Photo provided by Tatamy resident Stu Albert.
In an impressive memorial area in front of Tatamy Municipal/Post Office Building, 423 Broad Street.
The inscription on the front plaque reads:
(followed by list of 23 names, two marked with stars)
A plaque on the Doughboy’s right side of the base reads:
BY THE CITIZENS
A plaque on the other side of the base is not visible in the photographs furnished.
A plaque on a low wall to the Doughboy’s right identifies the area as the Tatamy Veterans Memorial dedicated by the citizens of Tatamy to honor all veterans, men and women, who have served their country with honor during wartime and peace time, while a plaque on a low wall to the Doughboy’s left contains a special tribute to those who made the supreme sacrifice while in the service of their country and lists four names – one each for World War II, Korea and Vietnam, and one for which a war isn’t identified.

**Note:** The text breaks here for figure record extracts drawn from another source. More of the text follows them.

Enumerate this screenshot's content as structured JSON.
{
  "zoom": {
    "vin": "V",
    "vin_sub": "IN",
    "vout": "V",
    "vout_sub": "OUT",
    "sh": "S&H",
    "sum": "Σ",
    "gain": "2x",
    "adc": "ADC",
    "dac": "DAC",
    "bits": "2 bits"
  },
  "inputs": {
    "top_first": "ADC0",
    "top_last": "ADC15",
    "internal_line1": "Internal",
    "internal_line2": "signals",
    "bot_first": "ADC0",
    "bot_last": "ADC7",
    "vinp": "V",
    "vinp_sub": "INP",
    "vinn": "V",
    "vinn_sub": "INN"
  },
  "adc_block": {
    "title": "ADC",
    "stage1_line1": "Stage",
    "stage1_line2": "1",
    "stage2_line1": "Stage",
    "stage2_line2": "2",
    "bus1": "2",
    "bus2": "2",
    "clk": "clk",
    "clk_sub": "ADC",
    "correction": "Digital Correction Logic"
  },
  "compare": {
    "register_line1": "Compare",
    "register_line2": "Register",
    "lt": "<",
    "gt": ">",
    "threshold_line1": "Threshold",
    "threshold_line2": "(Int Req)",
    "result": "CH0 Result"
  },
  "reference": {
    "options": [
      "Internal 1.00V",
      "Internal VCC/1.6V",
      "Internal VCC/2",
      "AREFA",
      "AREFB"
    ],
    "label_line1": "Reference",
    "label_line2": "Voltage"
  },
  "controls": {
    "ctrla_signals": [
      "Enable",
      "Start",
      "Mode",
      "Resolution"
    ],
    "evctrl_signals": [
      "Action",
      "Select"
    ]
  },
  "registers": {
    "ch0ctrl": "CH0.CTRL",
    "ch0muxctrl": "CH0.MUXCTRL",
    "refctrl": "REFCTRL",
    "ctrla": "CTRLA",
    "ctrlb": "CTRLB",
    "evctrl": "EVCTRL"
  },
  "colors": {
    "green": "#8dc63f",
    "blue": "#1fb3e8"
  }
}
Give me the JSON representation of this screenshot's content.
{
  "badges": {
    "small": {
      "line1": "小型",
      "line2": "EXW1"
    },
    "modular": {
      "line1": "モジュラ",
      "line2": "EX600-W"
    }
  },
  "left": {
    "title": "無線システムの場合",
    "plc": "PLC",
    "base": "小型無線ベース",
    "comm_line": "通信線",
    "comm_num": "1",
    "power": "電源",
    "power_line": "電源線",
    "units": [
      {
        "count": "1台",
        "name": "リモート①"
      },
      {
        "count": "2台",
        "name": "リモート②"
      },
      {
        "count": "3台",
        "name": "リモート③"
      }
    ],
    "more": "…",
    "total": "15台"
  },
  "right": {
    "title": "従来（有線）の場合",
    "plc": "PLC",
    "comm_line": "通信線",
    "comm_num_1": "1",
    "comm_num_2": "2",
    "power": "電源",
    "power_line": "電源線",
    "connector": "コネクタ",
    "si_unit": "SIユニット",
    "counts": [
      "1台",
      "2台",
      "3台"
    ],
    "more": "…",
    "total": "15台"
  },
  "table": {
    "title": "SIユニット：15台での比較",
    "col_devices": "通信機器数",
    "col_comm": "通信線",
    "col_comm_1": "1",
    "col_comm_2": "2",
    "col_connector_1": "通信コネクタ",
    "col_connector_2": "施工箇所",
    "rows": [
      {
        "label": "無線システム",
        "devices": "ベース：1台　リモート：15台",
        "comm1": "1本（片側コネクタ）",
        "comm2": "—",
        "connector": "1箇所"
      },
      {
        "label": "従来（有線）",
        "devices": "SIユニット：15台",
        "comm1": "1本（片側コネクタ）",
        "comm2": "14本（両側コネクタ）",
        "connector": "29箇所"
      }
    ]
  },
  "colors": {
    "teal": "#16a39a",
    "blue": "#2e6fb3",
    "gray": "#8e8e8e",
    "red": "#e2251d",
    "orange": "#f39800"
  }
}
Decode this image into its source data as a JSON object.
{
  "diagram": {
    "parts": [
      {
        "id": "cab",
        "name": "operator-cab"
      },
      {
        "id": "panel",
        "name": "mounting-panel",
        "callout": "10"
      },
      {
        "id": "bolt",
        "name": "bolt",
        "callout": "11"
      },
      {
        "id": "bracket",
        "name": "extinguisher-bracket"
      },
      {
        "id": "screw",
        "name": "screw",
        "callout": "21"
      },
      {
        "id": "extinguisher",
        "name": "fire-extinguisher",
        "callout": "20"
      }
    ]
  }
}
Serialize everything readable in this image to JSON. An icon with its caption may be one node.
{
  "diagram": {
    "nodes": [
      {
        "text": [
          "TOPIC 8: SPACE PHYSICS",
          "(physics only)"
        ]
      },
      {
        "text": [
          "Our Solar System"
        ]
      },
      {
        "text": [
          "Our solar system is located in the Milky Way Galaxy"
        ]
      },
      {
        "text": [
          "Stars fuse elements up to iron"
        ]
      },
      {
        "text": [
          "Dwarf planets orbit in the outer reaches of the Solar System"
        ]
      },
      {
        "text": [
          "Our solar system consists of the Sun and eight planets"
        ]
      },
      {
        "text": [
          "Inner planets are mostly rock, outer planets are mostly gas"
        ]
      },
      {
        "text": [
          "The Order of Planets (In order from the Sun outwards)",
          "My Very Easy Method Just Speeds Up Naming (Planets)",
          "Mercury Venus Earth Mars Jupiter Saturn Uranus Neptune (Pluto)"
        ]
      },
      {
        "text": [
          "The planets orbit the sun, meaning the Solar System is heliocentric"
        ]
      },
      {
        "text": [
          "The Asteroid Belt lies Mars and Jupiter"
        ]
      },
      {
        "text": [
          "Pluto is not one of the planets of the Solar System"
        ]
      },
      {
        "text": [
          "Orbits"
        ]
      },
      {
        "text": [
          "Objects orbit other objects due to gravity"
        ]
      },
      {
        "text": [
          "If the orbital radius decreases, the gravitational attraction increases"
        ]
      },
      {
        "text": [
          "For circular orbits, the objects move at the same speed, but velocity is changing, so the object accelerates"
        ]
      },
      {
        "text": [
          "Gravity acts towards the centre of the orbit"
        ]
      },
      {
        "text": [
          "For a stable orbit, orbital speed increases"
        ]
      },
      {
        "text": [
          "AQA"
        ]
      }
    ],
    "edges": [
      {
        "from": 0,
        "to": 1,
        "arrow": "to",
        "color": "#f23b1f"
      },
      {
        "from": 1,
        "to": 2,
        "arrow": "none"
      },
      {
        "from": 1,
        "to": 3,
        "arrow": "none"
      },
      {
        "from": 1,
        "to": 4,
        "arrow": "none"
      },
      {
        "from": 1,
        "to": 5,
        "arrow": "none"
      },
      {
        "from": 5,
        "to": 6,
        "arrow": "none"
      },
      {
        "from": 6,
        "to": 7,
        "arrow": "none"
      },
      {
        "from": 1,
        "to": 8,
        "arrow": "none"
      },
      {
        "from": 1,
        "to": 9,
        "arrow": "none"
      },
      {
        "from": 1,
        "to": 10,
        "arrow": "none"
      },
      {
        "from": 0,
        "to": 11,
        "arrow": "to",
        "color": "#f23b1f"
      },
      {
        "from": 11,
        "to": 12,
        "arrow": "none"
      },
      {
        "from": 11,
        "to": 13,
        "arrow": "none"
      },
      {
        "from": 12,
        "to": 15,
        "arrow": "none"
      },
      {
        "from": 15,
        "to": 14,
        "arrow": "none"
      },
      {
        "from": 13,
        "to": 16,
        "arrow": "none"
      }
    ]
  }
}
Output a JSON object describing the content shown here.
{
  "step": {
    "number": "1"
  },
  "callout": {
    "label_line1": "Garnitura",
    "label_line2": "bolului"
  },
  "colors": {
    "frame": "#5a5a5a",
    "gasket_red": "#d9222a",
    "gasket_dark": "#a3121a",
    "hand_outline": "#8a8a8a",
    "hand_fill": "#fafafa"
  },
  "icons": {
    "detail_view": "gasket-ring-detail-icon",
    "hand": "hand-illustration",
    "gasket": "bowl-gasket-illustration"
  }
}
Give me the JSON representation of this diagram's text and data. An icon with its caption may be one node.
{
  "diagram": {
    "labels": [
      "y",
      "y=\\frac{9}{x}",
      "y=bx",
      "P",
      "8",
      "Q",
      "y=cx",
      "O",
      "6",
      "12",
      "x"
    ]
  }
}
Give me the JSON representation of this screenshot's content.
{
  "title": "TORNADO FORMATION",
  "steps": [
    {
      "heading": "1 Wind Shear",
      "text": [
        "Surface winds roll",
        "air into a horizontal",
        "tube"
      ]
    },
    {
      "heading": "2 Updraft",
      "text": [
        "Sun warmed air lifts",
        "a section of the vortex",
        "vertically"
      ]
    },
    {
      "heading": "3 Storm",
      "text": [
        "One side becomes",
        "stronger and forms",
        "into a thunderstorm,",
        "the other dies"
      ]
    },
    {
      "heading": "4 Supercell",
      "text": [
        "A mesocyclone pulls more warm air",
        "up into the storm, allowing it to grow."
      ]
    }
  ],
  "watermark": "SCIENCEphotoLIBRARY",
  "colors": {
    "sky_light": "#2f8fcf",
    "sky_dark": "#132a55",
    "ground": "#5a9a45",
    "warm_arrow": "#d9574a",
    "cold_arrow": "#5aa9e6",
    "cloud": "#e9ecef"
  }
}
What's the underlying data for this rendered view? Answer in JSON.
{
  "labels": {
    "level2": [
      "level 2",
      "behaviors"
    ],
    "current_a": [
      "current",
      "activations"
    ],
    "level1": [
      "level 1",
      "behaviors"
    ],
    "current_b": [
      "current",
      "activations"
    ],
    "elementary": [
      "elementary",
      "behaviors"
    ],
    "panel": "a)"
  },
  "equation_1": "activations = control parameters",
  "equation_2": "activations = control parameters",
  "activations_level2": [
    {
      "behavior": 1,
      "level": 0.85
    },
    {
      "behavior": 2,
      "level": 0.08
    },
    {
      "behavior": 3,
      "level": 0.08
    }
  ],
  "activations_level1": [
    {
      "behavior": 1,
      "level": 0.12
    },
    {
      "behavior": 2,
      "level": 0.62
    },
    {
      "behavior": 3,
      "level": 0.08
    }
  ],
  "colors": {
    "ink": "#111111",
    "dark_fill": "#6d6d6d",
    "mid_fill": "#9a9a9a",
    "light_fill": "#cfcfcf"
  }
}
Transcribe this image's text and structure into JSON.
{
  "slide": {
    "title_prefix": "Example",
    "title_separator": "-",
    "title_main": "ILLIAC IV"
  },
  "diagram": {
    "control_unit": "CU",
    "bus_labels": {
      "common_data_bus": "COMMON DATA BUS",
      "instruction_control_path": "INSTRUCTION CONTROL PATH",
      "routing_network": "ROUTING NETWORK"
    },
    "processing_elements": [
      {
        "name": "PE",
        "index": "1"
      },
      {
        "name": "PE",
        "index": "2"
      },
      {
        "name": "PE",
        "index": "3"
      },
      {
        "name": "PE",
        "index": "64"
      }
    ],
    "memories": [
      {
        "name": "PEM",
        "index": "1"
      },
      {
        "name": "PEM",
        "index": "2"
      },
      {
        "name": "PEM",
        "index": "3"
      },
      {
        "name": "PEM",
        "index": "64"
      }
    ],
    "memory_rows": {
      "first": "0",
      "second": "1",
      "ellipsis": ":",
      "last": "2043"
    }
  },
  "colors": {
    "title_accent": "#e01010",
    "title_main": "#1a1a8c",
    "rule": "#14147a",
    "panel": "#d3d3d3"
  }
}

The Doughboy was dedicated November 11, 1923 at the intersection of Bushkill and Main Streets. It was unveiled by two small girls, Mabel Bartholomew and Lena Clewell, along with Joseph Butz, who led the movement to acquire it. The covering was received and folded by Floyd Butz, who had served in the war.
Due to the number of auto accidents involving or related to the Doughboy, it was moved in February 1941 to a concrete foundation on the east side of the public school building, which is now the Municipal building. A substantial renovation project was undertaken in 1979 and the Doughboy was rededicated Memorial day, 1980. It was rededicated again on Memorial Day, 1993 after in had been moved to the front of the building when the new memorial area was built.
The Doughboy appears to be in reasonably satisfactory condition, although the rifle sling is missing.